On January 6 the Greek Orthodox Church celebrates the Feast of the Holy Epiphany, commemorating the Baptism of Christ in the River Jordan by John the Baptist, and the divine revelation of the Holy Trinity. At the Baptism of Christ, all three Persons of the Holy Trinity—Father, Son, and Holy Spirit—were made manifest. Thus, the name of the Feast is Epiphany, meaning manifestation, or Theophany, meaning manifestation of God.
The Biblical story of the Baptism of Christ is recorded in all four of the Gospels: Matthew 3, Mark 1:1-9, Luke 3:21-22, and John 1:31-34.
John the Baptist, the cousin of Jesus and the one chosen by God to proclaim His coming, was preaching in the wilderness and was baptizing all who would respond to his message calling for repentance. As he was doing this, John was directing the people toward the one who would baptize them with the Holy Spirit (Matthew 3:11).
The Scriptures tell us that Jesus came from Galilee to John at the Jordan to be baptized by him. Initially, John would not do this, saying that Jesus should baptize him. Jesus said to John, “Let it be so now; for it is proper for us in this way to fulfill all righteousness (3:15). John consented and baptized Jesus.
When Jesus came up from the water, the heavens opened suddenly, and the Holy Spirit descended upon Him. The Bible records that the Spirit descended like a dove and alighted on him. When this happened, a voice came from heaven and said, “This is my Son, the Beloved, with whom I am well pleased.” This was the voice of God the Father.
Christ’s baptism in the Jordan was “theophany,” a manifestation of God to the world because it was the beginning of our Lord’s public ministry. It was also a “theophany” in that the world was granted a revelation of the Holy Trinity. All three Persons were made manifest together: the Father testified from on high to the divine Sonship of Jesus; the Son received His Father’s testimony; and the Spirit was seen in the form of a dove, descending from the Father and resting upon the Son.
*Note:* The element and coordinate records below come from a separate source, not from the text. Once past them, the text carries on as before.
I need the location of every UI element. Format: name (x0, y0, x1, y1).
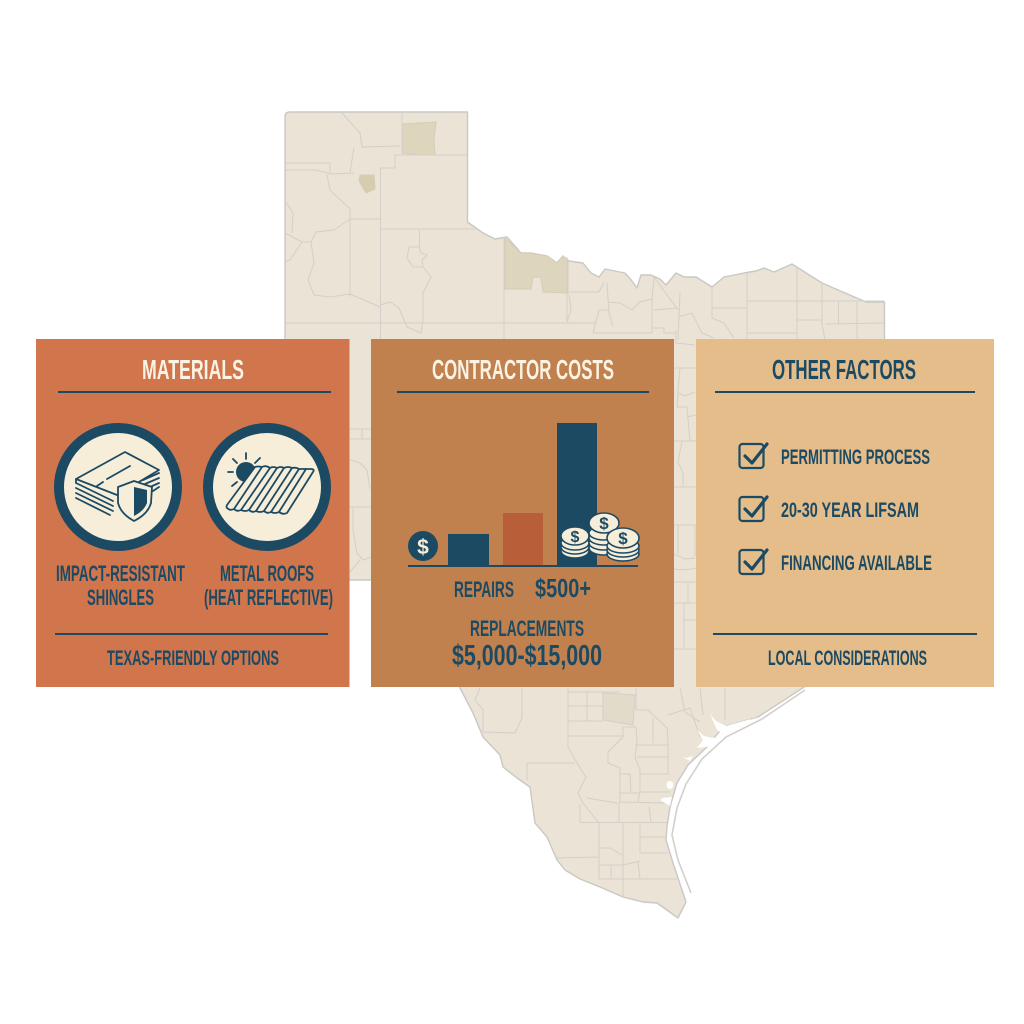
checklist item: permitting: PERMITTING PROCESS (781, 446, 930, 469)
label: impact-resistant shingles: SHINGLES (87, 585, 154, 610)
highlighted county: red river (505, 238, 568, 293)
label: replacements cost: REPLACEMENTS (470, 616, 584, 641)
checklist item: financing (740, 550, 932, 575)
label: metal roofs: METAL ROOFS (220, 561, 314, 586)
county lines south (475, 688, 725, 897)
heading: other factors: OTHER FACTORS (772, 354, 916, 385)
icon: shingles with shield (59, 428, 177, 546)
panel: contractor costs (371, 339, 674, 687)
label: impact-resistant shingles (56, 561, 185, 610)
highlighted county: south (603, 693, 635, 725)
label: repairs cost: $500+ (535, 573, 591, 603)
barrier island (672, 690, 805, 893)
county lines north (285, 112, 884, 340)
checklist item: permitting (740, 444, 930, 469)
coastal lagoon (666, 781, 674, 789)
icon: dollar coin: $ (417, 536, 429, 559)
checklist item: lifespan (740, 497, 919, 522)
state land shape (285, 112, 884, 918)
icon: coin stacks: $ (599, 514, 609, 533)
footer: texas-friendly options: TEXAS-FRIENDLY OPTIONS (107, 647, 279, 670)
label: repairs cost (454, 573, 591, 603)
bar chart (408, 423, 638, 567)
icon: dollar coin (408, 531, 438, 561)
icon: coin stacks: $ (571, 529, 580, 546)
county lines left gap (349, 429, 371, 573)
panel: materials (36, 339, 350, 687)
highlighted county: small panhandle (359, 175, 375, 193)
icon: coin stacks: $ (618, 529, 628, 548)
checklist item: lifespan: 20-30 YEAR LIFSAM (781, 499, 919, 522)
label: repairs cost: REPAIRS (454, 577, 514, 602)
label: metal roofs (204, 561, 333, 610)
label: impact-resistant shingles: IMPACT-RESISTANT (56, 561, 185, 586)
label: replacements cost: $5,000-$15,000 (452, 640, 602, 672)
highlighted county: north panhandle (402, 122, 436, 155)
heading: contractor costs: CONTRACTOR COSTS (432, 354, 614, 385)
coastal bays (660, 714, 758, 806)
checklist item: financing: FINANCING AVAILABLE (781, 552, 932, 575)
icon: coin stacks (561, 513, 639, 561)
icon: metal roof with sun (208, 428, 326, 546)
label: metal roofs: (HEAT REFLECTIVE) (204, 585, 333, 610)
county lines right gap (674, 330, 696, 649)
map: Texas counties (285, 112, 884, 918)
panel: other factors (696, 339, 994, 687)
label: replacements cost (452, 616, 602, 672)
heading: materials: MATERIALS (142, 354, 244, 385)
The theme of “manifestation” or “revelation” is also expressed in Scripture with the symbolism of light. In the hymn of the Feast we sing, “Christ has appeared and enlightened the world.” Thus, January 6 is also known as the Feast of Lights. The Church celebrates on this day the illumination of the world by the light of Christ.
On January 6, the day of the Feast, the Divine Liturgy of Saint John Chrysostom is conducted preceded by Matins and followed by the second Blessing of the Waters.
The Blessing of the Waters is conducted in the church; however, in many places throughout the world services are conducted near open bodies of water. As a sign of blessing as Christ blessed the Jordan, holy water is poured into the body of water. An associated tradition has been the tossing of a cross into the water to be retrieved by divers.
The holy water from the church is given to the faithful to consume and to use in blessing their homes. In the weeks following the Feast, clergy visits the homes of parishioners and conduct a service of blessing using the holy water that was blessed on the Feast of Theophany.
Today is also the name day of Fotios, Fotini, Theofanis, Theofania, Ouranios, Ourania.
Kala Agia Theofania and Xronia Polla!